WHI-1208 | Sustainable Discipleship

Sunday, 01 Jun 2014

How should we disciple young adults? Though some are aware of the problems with entertainment based youth ministry, many are fearful that content based or catechetical approaches to Christian discipleship will leave kids bored and disengaged. Is this actually true or should we challenge these assumptions? This week on the White Horse Inn, Dr. Michael Horton continues the series on youth ministry with Derek Rishmawy and Brian Thomas, who have been on the front line dealing with many of the shortcomings of modern models of discipleship. Join the conversation as they discuss important questions like…. “Are we actually not giving young people a chance to develop and mature as young Christians? Are we a little too fearful that if we bore the kids, we’ll drive them right out of the church, when in fact, the statistics are showing that they’re leaving the church in droves?”

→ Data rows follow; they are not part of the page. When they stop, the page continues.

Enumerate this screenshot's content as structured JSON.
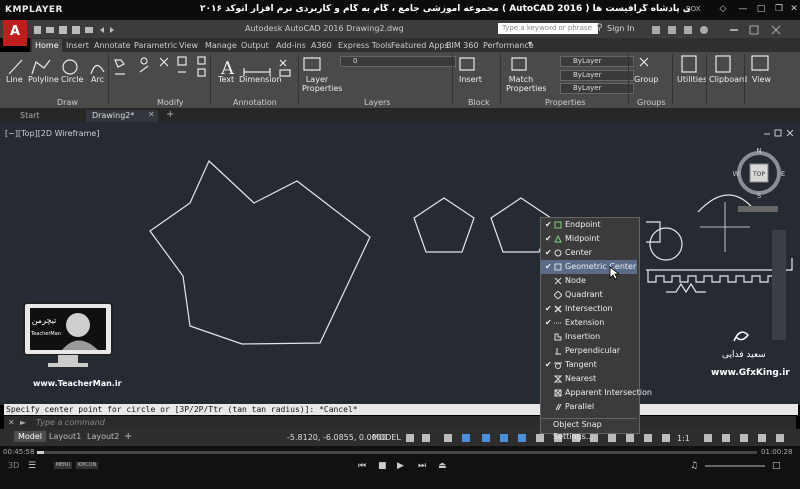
{
  "player": {
    "app_name": "KMPLAYER",
    "video_title": "مجموعه آموزشی جامع ، گام به گام و کاربردی نرم افزار اتوکد ۲۰۱۶ ( AutoCAD 2016 ) مدرس : سعید فدایی (تیچرمن) گروه آموزشی پادشاه گرافیست ها",
    "box_label": "BOX",
    "time_current": "00:45:58",
    "time_total": "01:00:28",
    "progress": 0.01,
    "mini_btn_1": "MENU",
    "mini_btn_2": "KMCON"
  },
  "autocad": {
    "logo_letter": "A",
    "document_title": "Autodesk AutoCAD 2016    Drawing2.dwg",
    "search_placeholder": "Type a keyword or phrase",
    "sign_in": "Sign In",
    "ribbon_tabs": [
      "Home",
      "Insert",
      "Annotate",
      "Parametric",
      "View",
      "Manage",
      "Output",
      "Add-ins",
      "A360",
      "Express Tools",
      "Featured Apps",
      "BIM 360",
      "Performance"
    ],
    "active_tab": "Home",
    "panels": {
      "draw": {
        "title": "Draw",
        "tools": [
          "Line",
          "Polyline",
          "Circle",
          "Arc"
        ]
      },
      "modify": {
        "title": "Modify"
      },
      "annotation": {
        "title": "Annotation",
        "tools": [
          "Text",
          "Dimension"
        ]
      },
      "layers": {
        "title": "Layers",
        "tool": "Layer Properties",
        "layer_value": "0"
      },
      "block": {
        "title": "Block",
        "tool": "Insert"
      },
      "properties": {
        "title": "Properties",
        "tool": "Match Properties",
        "color": "ByLayer",
        "linetype": "ByLayer",
        "lineweight": "ByLayer"
      },
      "groups": {
        "title": "Groups",
        "tool": "Group"
      },
      "utilities": {
        "label": "Utilities"
      },
      "clipboard": {
        "label": "Clipboard"
      },
      "view": {
        "label": "View"
      }
    },
    "file_tabs": [
      "Start",
      "Drawing2*"
    ],
    "active_file": "Drawing2*",
    "viewport_label": "[−][Top][2D Wireframe]",
    "viewcube": {
      "face": "TOP",
      "north": "N",
      "west": "W",
      "east": "E",
      "south": "S"
    },
    "command_history": "Specify center point for circle or [3P/2P/Ttr (tan tan radius)]: *Cancel*",
    "command_placeholder": "Type a command",
    "layout_tabs": [
      "Model",
      "Layout1",
      "Layout2"
    ],
    "active_layout": "Model",
    "coordinates": "-5.8120, -6.0855, 0.0000",
    "model_label": "MODEL",
    "scale": "1:1"
  },
  "snap_menu": {
    "items": [
      {
        "label": "Endpoint",
        "checked": true,
        "icon": "endpoint-square-icon"
      },
      {
        "label": "Midpoint",
        "checked": true,
        "icon": "midpoint-triangle-icon"
      },
      {
        "label": "Center",
        "checked": true,
        "icon": "center-circle-icon"
      },
      {
        "label": "Geometric Center",
        "checked": true,
        "icon": "geometric-center-icon",
        "highlighted": true
      },
      {
        "label": "Node",
        "checked": false,
        "icon": "node-icon"
      },
      {
        "label": "Quadrant",
        "checked": false,
        "icon": "quadrant-icon"
      },
      {
        "label": "Intersection",
        "checked": true,
        "icon": "intersection-icon"
      },
      {
        "label": "Extension",
        "checked": true,
        "icon": "extension-icon"
      },
      {
        "label": "Insertion",
        "checked": false,
        "icon": "insertion-icon"
      },
      {
        "label": "Perpendicular",
        "checked": false,
        "icon": "perpendicular-icon"
      },
      {
        "label": "Tangent",
        "checked": true,
        "icon": "tangent-icon"
      },
      {
        "label": "Nearest",
        "checked": false,
        "icon": "nearest-icon"
      },
      {
        "label": "Apparent Intersection",
        "checked": false,
        "icon": "apparent-intersection-icon"
      },
      {
        "label": "Parallel",
        "checked": false,
        "icon": "parallel-icon"
      }
    ],
    "settings_label": "Object Snap Settings..."
  },
  "watermarks": {
    "teacherman_logo_text": "تیچرمن",
    "teacherman_sub": "TeacherMan",
    "teacherman_url": "www.TeacherMan.ir",
    "author_name": "سعید فدایی",
    "gfxking_url": "www.GfxKing.ir"
  },
  "colors": {
    "drawing_bg": "#252a33",
    "ribbon_bg": "#4a4a4a",
    "autocad_red": "#c01d1d",
    "geometry": "#e6e6e6",
    "menu_highlight": "#5a6c8a"
  }
}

“Why would you think that when it comes to the faith, when it comes to Christ, when it comes to the author of all things, it is all going to be immediately interesting or immediately comprehensible? No, this is just one of those things where you have to actually remind people that knowledge of the faith, knowledge of theology that we’re talking about reality. And so, if reality is complicated, sometimes explanations about theology or doctrine or the Scriptures are going to be correspondingly complicated and you’re going to have to work at it. But that’s okay… because it’s real. You can tip them off to this, saying ‘I think you can think about this. I know you can. You engage at high levels in other contexts, so it is okay if you do that here.’ That further reinforces it, that we’re not dealing with just myths. We’re not dealing with just nice things that keep your emotions buzzing. On the weekend, we’re dealing with reality, real life. This is the stuff that kicks-in when your parents divorce. This is the stuff that kicks-in when you get the note that you have cancer at 22 and that doesn’t make sense. You really want to know about the sovereignty of God at that point. What is my comfort in life or in death? I think that part of it, again, is how are you framing it and are you giving these young adults, these students, who are hungry for real answers, for real dialogue about this stuff, are you framing it well? Are you giving them enough credit to challenge them?”
Factors that Inhibit Catechesis Today
“The first and biggest factor that inhibits catechesis, and the hardest to counter or circumvent, is the turn away from external authority in Western culture… [L]eading thinkers in the West began to see themselves as pioneers of a new, post- Christian era in which the Christian heritage of belief might be questioned and critiqued like any other human point of view. This was a radical turn from a millennium and a half of acknowledging the truth and authority of God’s written Word as set forth in and by the church…
The second inhibiting factor, a corollary of the first, is resistance to authoritative instruction within the Christian community… In children’s and youth work across the board, today’s agenda is learning Bible stories rather than being grounded in truths about the Triune God. In group Bible studies generally, participants are led to look directly for personal devotional applications without first contemplating the writers’ points about the greatness, goals, methods, and mystery of God.
A final factor inhibiting catechesis emerges here: preoccupation. In most evangelical churches, Sunday and weekly programs are already as full as can be reasonably managed.”
(Adapted from J. I Packer and Gary Parrett’s Grounded in the Gospel: Building Believers the Old-Fashioned Way, pp 10-12).